Green’s writing is, at some times, comedic. At some times, stoic. And at all times, genuine. I enjoyed every essay, though I admittedly have a few favorites. The two I want to expand on are “Three Farmers on Their Way to a Dance” and “Sycamore Trees.”
“Three Farmers on Their Way to a Dance” tells the story of a printed photograph that Green sees almost every day. The photo, taken by August Sander and initially titled “Young Farmers,” depicts three men dressed in nice suits with canes in their right hands and straight lines on their faces where smiles are usually seen. Green talks about his obsession with this photo. How he spent years working to track down the biographies and other photographs of the boys depicted in the image. He says, “In the end, as with so much effort in the world, I was not able to do this by myself and succeeded only by collaborating with others.” While he is speaking of Tuataria, this essay reminded me of all those who have helped me along the way. Many are still here, still helping when I need it. They encourage me to write my novel or to pursue the Stories I want to Keep or grow a lush garden like my grandmother did, because I am her granddaughter and the earth needs a stewardess.

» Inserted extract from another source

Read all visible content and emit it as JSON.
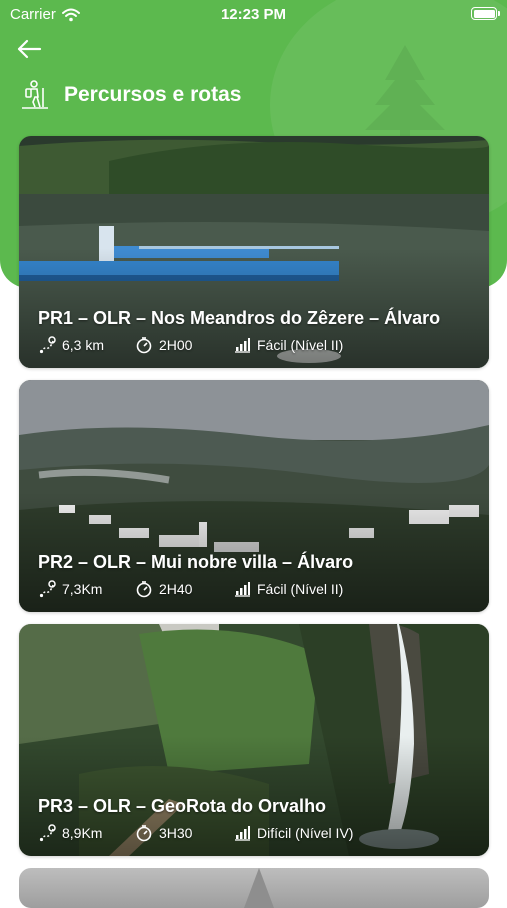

Nothing is accomplished alone. On my hardest days - and I still have hard ones - I need this reminder.
“Depression is exhausting,” Green writes in “Sycamore Trees.” “It gets old so fast, listening to the elaborate prose of your brain tell you that you’re an idiot for even trying.” I don’t know that truer words have ever been written. In this essay, Green talks about how his brain plays a game he calls What’s Even The Point? in which his brain creates this elaborate certainty that there is no point in trying or doing anything, because nothing really matters. I always thought that all people felt that way. It wasn’t until my mid-twenties that I realized that some people simply don’t. And I felt robbed. I felt like I’d been cheated and that whatever divine dealer you believe in and stacked the deck in the house’s favor. Green captures through stunning, beautiful prose and metaphor what this blinding blizzard of depression and numbness feels like. And in two short paragraphs, he gives me a reminder of what it is to appreciate life and being alive and loving. A reminder I need less these days, but need none the less:
But for now I’m just looking up at that tree, thinking about how it turned air and water and sunshine into wood and bark and leaves, and I realize that I am in the vast, dark shade of this immense tree. I feel the solace of that shade, the relief it provides. And that’s the point.
My son grabs my wrist, pulling my gaze from the colossal tree to his thin-fingered hand. “I love you,” I tell him. I can hardly get the words out.
Until The Anthropocene Reviewed, I’ve never had a book that stayed on my nightstand after I finished reading it. But there it rests, and will, until I don’t need it anymore. Until I find myself not needing the familiar comfort of the touching, thoughtful stories told in its page. I give John Green’s The Anthropocene Reviewed five stars.
And because this turned into my own story of dealing with mental health, I give anxiety a half star.